Food and Drug Administration (Page 17, HHS Budget in Brief)
The budget proposes $5.8 billion in total funding for the Food and Drug Administration (FDA), an increase of $663 million or 13 percent above the FY18 CR. The budget provides an increase of $190 million in user fees and includes an initial allocation of $10 million to the FDA as part of the $10 billion Department-wide investment to address the opioid abuse problem and serious mental illness. Key priorities for the FDA as outlined by the proposed budget include helping to speed innovations that make medical products more effective, safer, and affordable; establishing a risk-based food safety system; and supporting the government's preparedness infrastructure.
Health Resources and Services Administration (Page 23, HHS Budget in Brief)

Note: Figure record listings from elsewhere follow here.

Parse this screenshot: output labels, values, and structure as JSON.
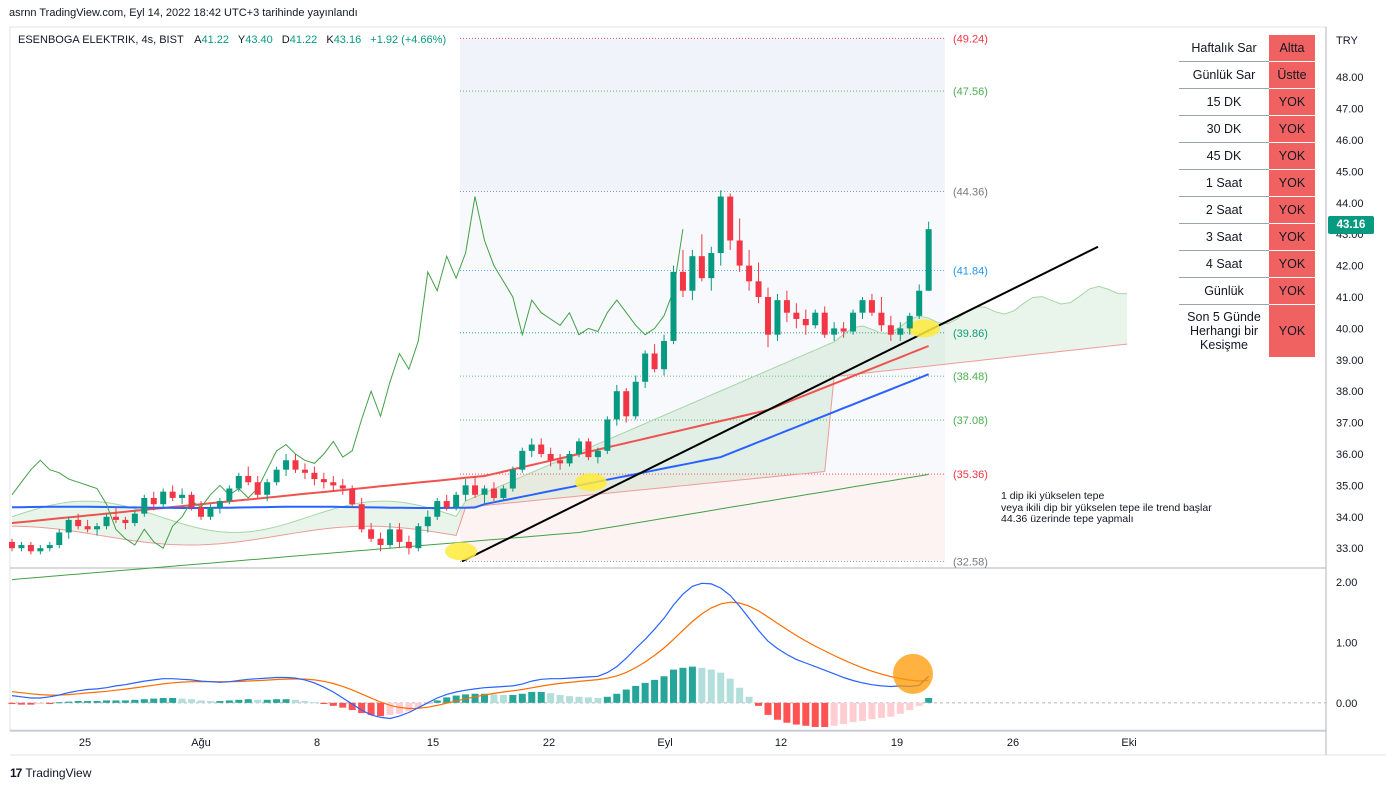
{
  "header": {
    "published_text": "asrnn TradingView.com, Eyl 14, 2022 18:42 UTC+3 tarihinde yayınlandı"
  },
  "ohlc": {
    "symbol": "ESENBOGA ELEKTRIK, 4s, BIST",
    "o_label": "A",
    "o": "41.22",
    "h_label": "Y",
    "h": "43.40",
    "l_label": "D",
    "l": "41.22",
    "c_label": "K",
    "c": "43.16",
    "change": "+1.92 (+4.66%)"
  },
  "currency": "TRY",
  "last_price": "43.16",
  "colors": {
    "up": "#089981",
    "down": "#f23645",
    "accent_table": "#f06262",
    "macd": "#2962ff",
    "signal": "#ff6d00"
  },
  "signal_table": [
    {
      "label": "Haftalık Sar",
      "value": "Altta"
    },
    {
      "label": "Günlük Sar",
      "value": "Üstte"
    },
    {
      "label": "15 DK",
      "value": "YOK"
    },
    {
      "label": "30 DK",
      "value": "YOK"
    },
    {
      "label": "45 DK",
      "value": "YOK"
    },
    {
      "label": "1 Saat",
      "value": "YOK"
    },
    {
      "label": "2 Saat",
      "value": "YOK"
    },
    {
      "label": "3 Saat",
      "value": "YOK"
    },
    {
      "label": "4 Saat",
      "value": "YOK"
    },
    {
      "label": "Günlük",
      "value": "YOK"
    },
    {
      "label": "Son 5 Günde Herhangi bir Kesişme",
      "value": "YOK"
    }
  ],
  "annotation": "1 dip iki yükselen tepe\nveya ikili dip bir yükselen tepe ile trend başlar\n44.36 üzerinde tepe yapmalı",
  "footer": {
    "logo": "17",
    "brand": "TradingView"
  },
  "chart_data": [
    {
      "type": "candlestick",
      "title": "ESENBOGA ELEKTRIK, 4s, BIST",
      "ylabel": "TRY",
      "ylim": [
        32.4,
        49.6
      ],
      "y_ticks": [
        "48.00",
        "47.00",
        "46.00",
        "45.00",
        "44.00",
        "43.00",
        "42.00",
        "41.00",
        "40.00",
        "39.00",
        "38.00",
        "37.00",
        "36.00",
        "35.00",
        "34.00",
        "33.00"
      ],
      "x_ticks": [
        {
          "label": "25",
          "x": 0
        },
        {
          "label": "Ağu",
          "x": 10
        },
        {
          "label": "8",
          "x": 20
        },
        {
          "label": "15",
          "x": 30
        },
        {
          "label": "22",
          "x": 40
        },
        {
          "label": "Eyl",
          "x": 50
        },
        {
          "label": "12",
          "x": 60
        },
        {
          "label": "19",
          "x": 70
        },
        {
          "label": "26",
          "x": 80
        },
        {
          "label": "Eki",
          "x": 90
        }
      ],
      "fib_levels": [
        {
          "label": "(49.24)",
          "value": 49.24,
          "color": "#f23645"
        },
        {
          "label": "(47.56)",
          "value": 47.56,
          "color": "#4caf50"
        },
        {
          "label": "(44.36)",
          "value": 44.36,
          "color": "#787b86"
        },
        {
          "label": "(41.84)",
          "value": 41.84,
          "color": "#2196f3"
        },
        {
          "label": "(39.86)",
          "value": 39.86,
          "color": "#089981"
        },
        {
          "label": "(38.48)",
          "value": 38.48,
          "color": "#4caf50"
        },
        {
          "label": "(37.08)",
          "value": 37.08,
          "color": "#4caf50"
        },
        {
          "label": "(35.36)",
          "value": 35.36,
          "color": "#f23645"
        },
        {
          "label": "(32.58)",
          "value": 32.58,
          "color": "#787b86"
        }
      ],
      "candles": [
        [
          33.2,
          33.3,
          32.9,
          33.0
        ],
        [
          33.0,
          33.2,
          32.9,
          33.1
        ],
        [
          33.1,
          33.2,
          32.8,
          32.9
        ],
        [
          32.9,
          33.1,
          32.8,
          33.0
        ],
        [
          33.0,
          33.2,
          32.9,
          33.1
        ],
        [
          33.1,
          33.6,
          33.0,
          33.5
        ],
        [
          33.5,
          34.0,
          33.3,
          33.9
        ],
        [
          33.9,
          34.1,
          33.6,
          33.7
        ],
        [
          33.7,
          33.9,
          33.5,
          33.6
        ],
        [
          33.6,
          33.8,
          33.4,
          33.7
        ],
        [
          33.7,
          34.1,
          33.6,
          34.0
        ],
        [
          34.0,
          34.3,
          33.8,
          33.9
        ],
        [
          33.9,
          34.0,
          33.6,
          33.8
        ],
        [
          33.8,
          34.2,
          33.7,
          34.1
        ],
        [
          34.1,
          34.7,
          34.0,
          34.6
        ],
        [
          34.6,
          34.8,
          34.2,
          34.4
        ],
        [
          34.4,
          34.9,
          34.3,
          34.8
        ],
        [
          34.8,
          35.0,
          34.5,
          34.6
        ],
        [
          34.6,
          34.9,
          34.4,
          34.7
        ],
        [
          34.7,
          34.8,
          34.2,
          34.3
        ],
        [
          34.3,
          34.5,
          33.9,
          34.0
        ],
        [
          34.0,
          34.4,
          33.9,
          34.3
        ],
        [
          34.3,
          34.6,
          34.1,
          34.5
        ],
        [
          34.5,
          35.0,
          34.4,
          34.9
        ],
        [
          34.9,
          35.4,
          34.8,
          35.3
        ],
        [
          35.3,
          35.6,
          35.0,
          35.1
        ],
        [
          35.1,
          35.3,
          34.6,
          34.7
        ],
        [
          34.7,
          35.2,
          34.5,
          35.1
        ],
        [
          35.1,
          35.6,
          35.0,
          35.5
        ],
        [
          35.5,
          36.0,
          35.3,
          35.8
        ],
        [
          35.8,
          36.0,
          35.4,
          35.5
        ],
        [
          35.5,
          35.7,
          35.2,
          35.4
        ],
        [
          35.4,
          35.6,
          35.0,
          35.2
        ],
        [
          35.2,
          35.4,
          34.9,
          35.1
        ],
        [
          35.1,
          35.3,
          34.8,
          35.0
        ],
        [
          35.0,
          35.2,
          34.7,
          34.9
        ],
        [
          34.9,
          35.0,
          34.3,
          34.4
        ],
        [
          34.4,
          34.6,
          33.5,
          33.6
        ],
        [
          33.6,
          33.8,
          33.2,
          33.3
        ],
        [
          33.3,
          33.5,
          32.9,
          33.1
        ],
        [
          33.1,
          33.8,
          33.0,
          33.6
        ],
        [
          33.6,
          33.8,
          33.0,
          33.2
        ],
        [
          33.2,
          33.4,
          32.8,
          33.0
        ],
        [
          33.0,
          33.8,
          32.9,
          33.7
        ],
        [
          33.7,
          34.2,
          33.5,
          34.0
        ],
        [
          34.0,
          34.6,
          33.9,
          34.5
        ],
        [
          34.5,
          34.7,
          34.2,
          34.3
        ],
        [
          34.3,
          34.8,
          34.2,
          34.7
        ],
        [
          34.7,
          35.2,
          34.5,
          35.0
        ],
        [
          35.0,
          35.3,
          34.6,
          34.7
        ],
        [
          34.7,
          35.0,
          34.4,
          34.9
        ],
        [
          34.9,
          35.1,
          34.5,
          34.6
        ],
        [
          34.6,
          35.0,
          34.5,
          34.9
        ],
        [
          34.9,
          35.6,
          34.8,
          35.5
        ],
        [
          35.5,
          36.2,
          35.4,
          36.1
        ],
        [
          36.1,
          36.5,
          35.9,
          36.3
        ],
        [
          36.3,
          36.5,
          35.9,
          36.0
        ],
        [
          36.0,
          36.2,
          35.6,
          35.8
        ],
        [
          35.8,
          36.0,
          35.5,
          35.7
        ],
        [
          35.7,
          36.1,
          35.6,
          36.0
        ],
        [
          36.0,
          36.5,
          35.9,
          36.4
        ],
        [
          36.4,
          36.5,
          35.8,
          35.9
        ],
        [
          35.9,
          36.2,
          35.7,
          36.1
        ],
        [
          36.1,
          37.2,
          36.0,
          37.1
        ],
        [
          37.1,
          38.2,
          36.9,
          38.0
        ],
        [
          38.0,
          38.1,
          37.0,
          37.2
        ],
        [
          37.2,
          38.5,
          37.1,
          38.3
        ],
        [
          38.3,
          39.3,
          38.1,
          39.2
        ],
        [
          39.2,
          39.5,
          38.6,
          38.7
        ],
        [
          38.7,
          39.8,
          38.5,
          39.6
        ],
        [
          39.6,
          42.0,
          39.5,
          41.8
        ],
        [
          41.8,
          42.5,
          41.0,
          41.2
        ],
        [
          41.2,
          42.5,
          40.9,
          42.3
        ],
        [
          42.3,
          43.0,
          41.5,
          41.6
        ],
        [
          41.6,
          42.6,
          41.2,
          42.4
        ],
        [
          42.4,
          44.4,
          42.0,
          44.2
        ],
        [
          44.2,
          44.3,
          42.5,
          42.8
        ],
        [
          42.8,
          43.5,
          41.8,
          42.0
        ],
        [
          42.0,
          42.5,
          41.2,
          41.5
        ],
        [
          41.5,
          42.1,
          40.8,
          41.0
        ],
        [
          41.0,
          41.3,
          39.4,
          39.8
        ],
        [
          39.8,
          41.1,
          39.6,
          40.9
        ],
        [
          40.9,
          41.2,
          40.2,
          40.5
        ],
        [
          40.5,
          40.8,
          40.0,
          40.3
        ],
        [
          40.3,
          40.6,
          39.8,
          40.1
        ],
        [
          40.1,
          40.6,
          40.0,
          40.5
        ],
        [
          40.5,
          40.7,
          39.7,
          39.8
        ],
        [
          39.8,
          40.2,
          39.6,
          40.0
        ],
        [
          40.0,
          40.2,
          39.7,
          39.9
        ],
        [
          39.9,
          40.6,
          39.8,
          40.5
        ],
        [
          40.5,
          41.0,
          40.3,
          40.9
        ],
        [
          40.9,
          41.1,
          40.4,
          40.5
        ],
        [
          40.5,
          41.0,
          39.9,
          40.1
        ],
        [
          40.1,
          40.4,
          39.6,
          39.8
        ],
        [
          39.8,
          40.2,
          39.6,
          40.0
        ],
        [
          40.0,
          40.5,
          39.8,
          40.4
        ],
        [
          40.4,
          41.4,
          40.3,
          41.2
        ],
        [
          41.2,
          43.4,
          41.2,
          43.16
        ]
      ],
      "baseline_ma": 34.1,
      "macd_pane": {
        "ylim": [
          -0.45,
          2.2
        ],
        "y_ticks": [
          "2.00",
          "1.00",
          "0.00"
        ],
        "histogram": [
          -0.02,
          -0.03,
          -0.03,
          -0.02,
          -0.02,
          0.01,
          0.02,
          0.03,
          0.03,
          0.03,
          0.04,
          0.04,
          0.04,
          0.05,
          0.06,
          0.07,
          0.08,
          0.08,
          0.07,
          0.06,
          0.04,
          0.03,
          0.03,
          0.04,
          0.05,
          0.06,
          0.05,
          0.05,
          0.06,
          0.06,
          0.05,
          0.03,
          0.01,
          -0.02,
          -0.05,
          -0.08,
          -0.12,
          -0.17,
          -0.2,
          -0.22,
          -0.2,
          -0.18,
          -0.14,
          -0.08,
          -0.02,
          0.04,
          0.09,
          0.12,
          0.14,
          0.15,
          0.15,
          0.14,
          0.13,
          0.13,
          0.15,
          0.18,
          0.18,
          0.16,
          0.13,
          0.11,
          0.1,
          0.09,
          0.08,
          0.1,
          0.15,
          0.22,
          0.28,
          0.33,
          0.38,
          0.44,
          0.55,
          0.58,
          0.6,
          0.58,
          0.55,
          0.5,
          0.4,
          0.25,
          0.1,
          -0.05,
          -0.2,
          -0.28,
          -0.33,
          -0.36,
          -0.38,
          -0.4,
          -0.4,
          -0.38,
          -0.35,
          -0.32,
          -0.3,
          -0.27,
          -0.25,
          -0.23,
          -0.18,
          -0.12,
          -0.05,
          0.08
        ]
      }
    }
  ]
}
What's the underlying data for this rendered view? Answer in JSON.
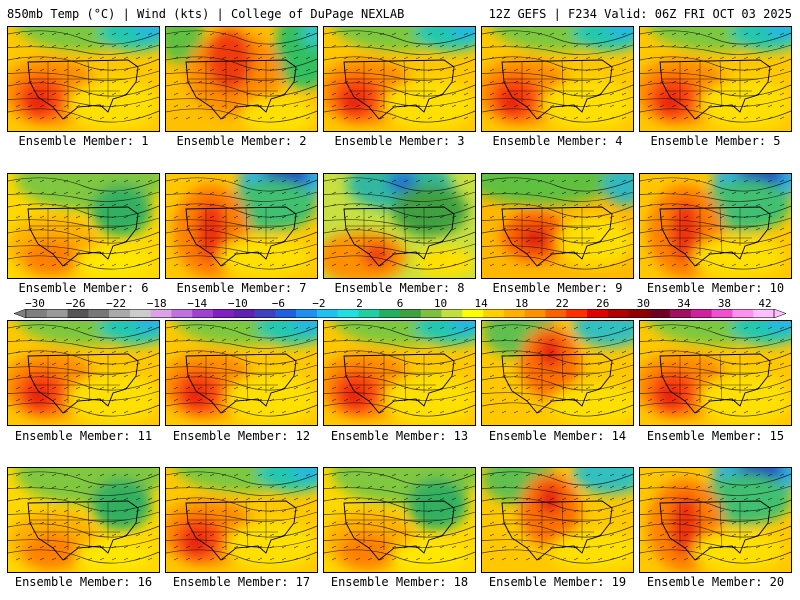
{
  "header": {
    "left": "850mb Temp (°C) | Wind (kts) | College of DuPage NEXLAB",
    "right": "12Z GEFS | F234 Valid: 06Z FRI OCT 03 2025"
  },
  "panels": [
    {
      "label": "Ensemble Member: 1",
      "style": "warm-sw"
    },
    {
      "label": "Ensemble Member: 2",
      "style": "warm-nw"
    },
    {
      "label": "Ensemble Member: 3",
      "style": "warm-sw"
    },
    {
      "label": "Ensemble Member: 4",
      "style": "warm-sw"
    },
    {
      "label": "Ensemble Member: 5",
      "style": "warm-sw"
    },
    {
      "label": "Ensemble Member: 6",
      "style": "mild"
    },
    {
      "label": "Ensemble Member: 7",
      "style": "cold-ne"
    },
    {
      "label": "Ensemble Member: 8",
      "style": "trough"
    },
    {
      "label": "Ensemble Member: 9",
      "style": "warm-s"
    },
    {
      "label": "Ensemble Member: 10",
      "style": "cold-ne"
    },
    {
      "label": "Ensemble Member: 11",
      "style": "warm-sw"
    },
    {
      "label": "Ensemble Member: 12",
      "style": "warm-sw"
    },
    {
      "label": "Ensemble Member: 13",
      "style": "warm-sw"
    },
    {
      "label": "Ensemble Member: 14",
      "style": "warm-c"
    },
    {
      "label": "Ensemble Member: 15",
      "style": "warm-sw"
    },
    {
      "label": "Ensemble Member: 16",
      "style": "mild"
    },
    {
      "label": "Ensemble Member: 17",
      "style": "warm-sw"
    },
    {
      "label": "Ensemble Member: 18",
      "style": "mild"
    },
    {
      "label": "Ensemble Member: 19",
      "style": "warm-c"
    },
    {
      "label": "Ensemble Member: 20",
      "style": "cold-ne"
    }
  ],
  "colorbar": {
    "ticks": [
      "−30",
      "−26",
      "−22",
      "−18",
      "−14",
      "−10",
      "−6",
      "−2",
      "2",
      "6",
      "10",
      "14",
      "18",
      "22",
      "26",
      "30",
      "34",
      "38",
      "42"
    ],
    "colors": [
      "#7f7f7f",
      "#999999",
      "#555555",
      "#777777",
      "#aaaaaa",
      "#cccccc",
      "#d9a3e6",
      "#c070e0",
      "#a040d0",
      "#8020c0",
      "#6020b0",
      "#4040c0",
      "#2060e0",
      "#2090f0",
      "#20c0f0",
      "#20e0e0",
      "#20d0a0",
      "#20b060",
      "#40a040",
      "#80c040",
      "#c0e040",
      "#ffff00",
      "#ffd000",
      "#ffb000",
      "#ff9000",
      "#ff6000",
      "#ff3000",
      "#e00000",
      "#b00000",
      "#900000",
      "#700020",
      "#a01060",
      "#d020a0",
      "#f050d0",
      "#ff90f0",
      "#ffc0ff"
    ]
  }
}
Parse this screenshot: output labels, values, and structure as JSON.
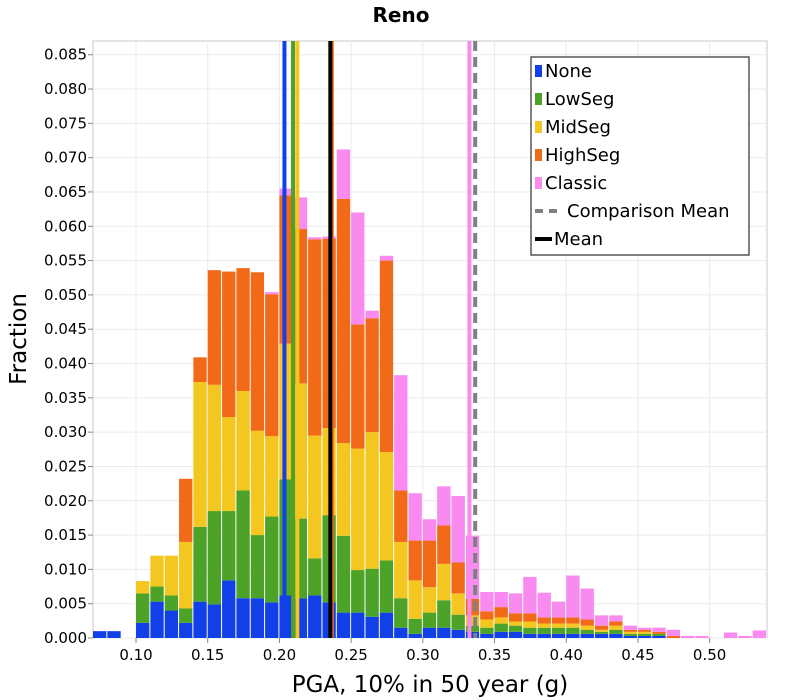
{
  "chart_data": {
    "type": "bar",
    "stacked": true,
    "title": "Reno",
    "xlabel": "PGA, 10% in 50 year (g)",
    "ylabel": "Fraction",
    "xlim": [
      0.07,
      0.54
    ],
    "ylim": [
      0,
      0.087
    ],
    "xticks": [
      "0.10",
      "0.15",
      "0.20",
      "0.25",
      "0.30",
      "0.35",
      "0.40",
      "0.45",
      "0.50"
    ],
    "yticks": [
      "0.000",
      "0.005",
      "0.010",
      "0.015",
      "0.020",
      "0.025",
      "0.030",
      "0.035",
      "0.040",
      "0.045",
      "0.050",
      "0.055",
      "0.060",
      "0.065",
      "0.070",
      "0.075",
      "0.080",
      "0.085"
    ],
    "grid": true,
    "legend_position": "top-right",
    "bin_width": 0.01,
    "bin_starts": [
      0.07,
      0.08,
      0.09,
      0.1,
      0.11,
      0.12,
      0.13,
      0.14,
      0.15,
      0.16,
      0.17,
      0.18,
      0.19,
      0.2,
      0.21,
      0.22,
      0.23,
      0.24,
      0.25,
      0.26,
      0.27,
      0.28,
      0.29,
      0.3,
      0.31,
      0.32,
      0.33,
      0.34,
      0.35,
      0.36,
      0.37,
      0.38,
      0.39,
      0.4,
      0.41,
      0.42,
      0.43,
      0.44,
      0.45,
      0.46,
      0.47,
      0.48,
      0.49,
      0.5,
      0.51,
      0.52,
      0.53
    ],
    "series": [
      {
        "name": "None",
        "color": "#1240e8",
        "values": [
          0.001,
          0.001,
          0,
          0.0022,
          0.0053,
          0.004,
          0.0022,
          0.0053,
          0.0049,
          0.0084,
          0.0058,
          0.0058,
          0.0052,
          0.0062,
          0.0058,
          0.0062,
          0.0052,
          0.0037,
          0.0037,
          0.0031,
          0.0037,
          0.0015,
          0.0006,
          0.0015,
          0.0015,
          0.0012,
          0.0009,
          0.0006,
          0.0009,
          0.0009,
          0.0006,
          0.0006,
          0.0006,
          0.0006,
          0.0006,
          0.0006,
          0.0006,
          0.0003,
          0.0003,
          0.0003,
          0,
          0,
          0,
          0,
          0,
          0,
          0
        ]
      },
      {
        "name": "LowSeg",
        "color": "#4da228",
        "values": [
          0,
          0,
          0,
          0.0043,
          0.0022,
          0.0022,
          0.0021,
          0.0109,
          0.0136,
          0.0101,
          0.0157,
          0.0092,
          0.0125,
          0.0169,
          0.0116,
          0.0054,
          0.0127,
          0.0112,
          0.0062,
          0.007,
          0.0076,
          0.0043,
          0.0022,
          0.0022,
          0.004,
          0.0022,
          0.0009,
          0.0009,
          0.0012,
          0.0009,
          0.0009,
          0.0009,
          0.0009,
          0.0009,
          0.0006,
          0.0003,
          0.0006,
          0.0003,
          0.0003,
          0.0003,
          0,
          0,
          0,
          0,
          0,
          0,
          0
        ]
      },
      {
        "name": "MidSeg",
        "color": "#f4c620",
        "values": [
          0,
          0,
          0,
          0.0018,
          0.0045,
          0.0058,
          0.0097,
          0.0211,
          0.0184,
          0.0137,
          0.0145,
          0.0152,
          0.0117,
          0.0198,
          0.0197,
          0.0179,
          0.0127,
          0.0135,
          0.0177,
          0.0199,
          0.0158,
          0.0082,
          0.0056,
          0.0037,
          0.0053,
          0.0031,
          0.0015,
          0.0012,
          0.0009,
          0.0006,
          0.0009,
          0.0006,
          0.0006,
          0.0006,
          0.0006,
          0.0003,
          0.0006,
          0.0003,
          0.0003,
          0,
          0,
          0,
          0,
          0,
          0,
          0,
          0
        ]
      },
      {
        "name": "HighSeg",
        "color": "#f26a18",
        "values": [
          0,
          0,
          0,
          0,
          0,
          0,
          0.0092,
          0.0036,
          0.0167,
          0.0212,
          0.0179,
          0.0231,
          0.0207,
          0.0216,
          0.0225,
          0.0286,
          0.0276,
          0.0356,
          0.0181,
          0.0166,
          0.0279,
          0.0075,
          0.0058,
          0.0068,
          0.0056,
          0.0045,
          0.0024,
          0.0012,
          0.0015,
          0.0012,
          0.0012,
          0.0009,
          0.0009,
          0.0009,
          0.0009,
          0.0006,
          0.0006,
          0.0003,
          0.0003,
          0.0003,
          0.0003,
          0,
          0,
          0,
          0,
          0,
          0
        ]
      },
      {
        "name": "Classic",
        "color": "#f88af0",
        "values": [
          0,
          0,
          0,
          0,
          0,
          0,
          0,
          0,
          0,
          0,
          0,
          0,
          0.0003,
          0.001,
          0.0046,
          0.0003,
          0.0003,
          0.0072,
          0.0163,
          0.0011,
          0.0007,
          0.0168,
          0.0069,
          0.0031,
          0.0057,
          0.0097,
          0.0092,
          0.0028,
          0.0022,
          0.0029,
          0.0053,
          0.0036,
          0.0023,
          0.0061,
          0.0045,
          0.0015,
          0.0009,
          0.0006,
          0.0003,
          0.0006,
          0.0009,
          0.0003,
          0.0003,
          0,
          0.0008,
          0.0003,
          0.0011
        ]
      }
    ],
    "lines": [
      {
        "x": 0.2035,
        "color": "#1240e8",
        "style": "solid"
      },
      {
        "x": 0.2095,
        "color": "#4da228",
        "style": "solid"
      },
      {
        "x": 0.2125,
        "color": "#f4c620",
        "style": "solid"
      },
      {
        "x": 0.2365,
        "color": "#f26a18",
        "style": "solid"
      },
      {
        "x": 0.3325,
        "color": "#f88af0",
        "style": "solid"
      },
      {
        "x": 0.2355,
        "color": "#000000",
        "style": "solid",
        "name": "Mean"
      },
      {
        "x": 0.3365,
        "color": "#808080",
        "style": "dashed",
        "name": "Comparison Mean"
      }
    ],
    "legend": [
      {
        "label": "None",
        "color": "#1240e8",
        "kind": "swatch"
      },
      {
        "label": "LowSeg",
        "color": "#4da228",
        "kind": "swatch"
      },
      {
        "label": "MidSeg",
        "color": "#f4c620",
        "kind": "swatch"
      },
      {
        "label": "HighSeg",
        "color": "#f26a18",
        "kind": "swatch"
      },
      {
        "label": "Classic",
        "color": "#f88af0",
        "kind": "swatch"
      },
      {
        "label": "Comparison Mean",
        "color": "#808080",
        "kind": "dashed"
      },
      {
        "label": "Mean",
        "color": "#000000",
        "kind": "line"
      }
    ]
  }
}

HRSA would receive $9.6 billion under the proposed budget, a decrease of $953 million from the FY18 CR. The FY19 budget shifts mandatory funding for the following programs to discretionary funding: Health Centers, National Health Service Corps, Teaching Health Center Graduate Medical Education, Home Visiting, and Family-to-Family Health Information Centers. In addition, the budget provides HRSA an initial allocation of $550 million to combat the opioid abuse problem.
The budget also proposes reductions in discretionary funding for HRSA Health Workforce programs. Specifically, the budget proposes $447 million in funding for workforce programs, a reduction of $744 million from the FY18 CR enacted level. A significant portion of this reduction comes from nursing workforce development, where the budget proposes $83 million in FY19, a decrease of $145 million from the $229 million in the FY18 CR enacted level.
We will continue to monitor and report on budget updates as more information is made available.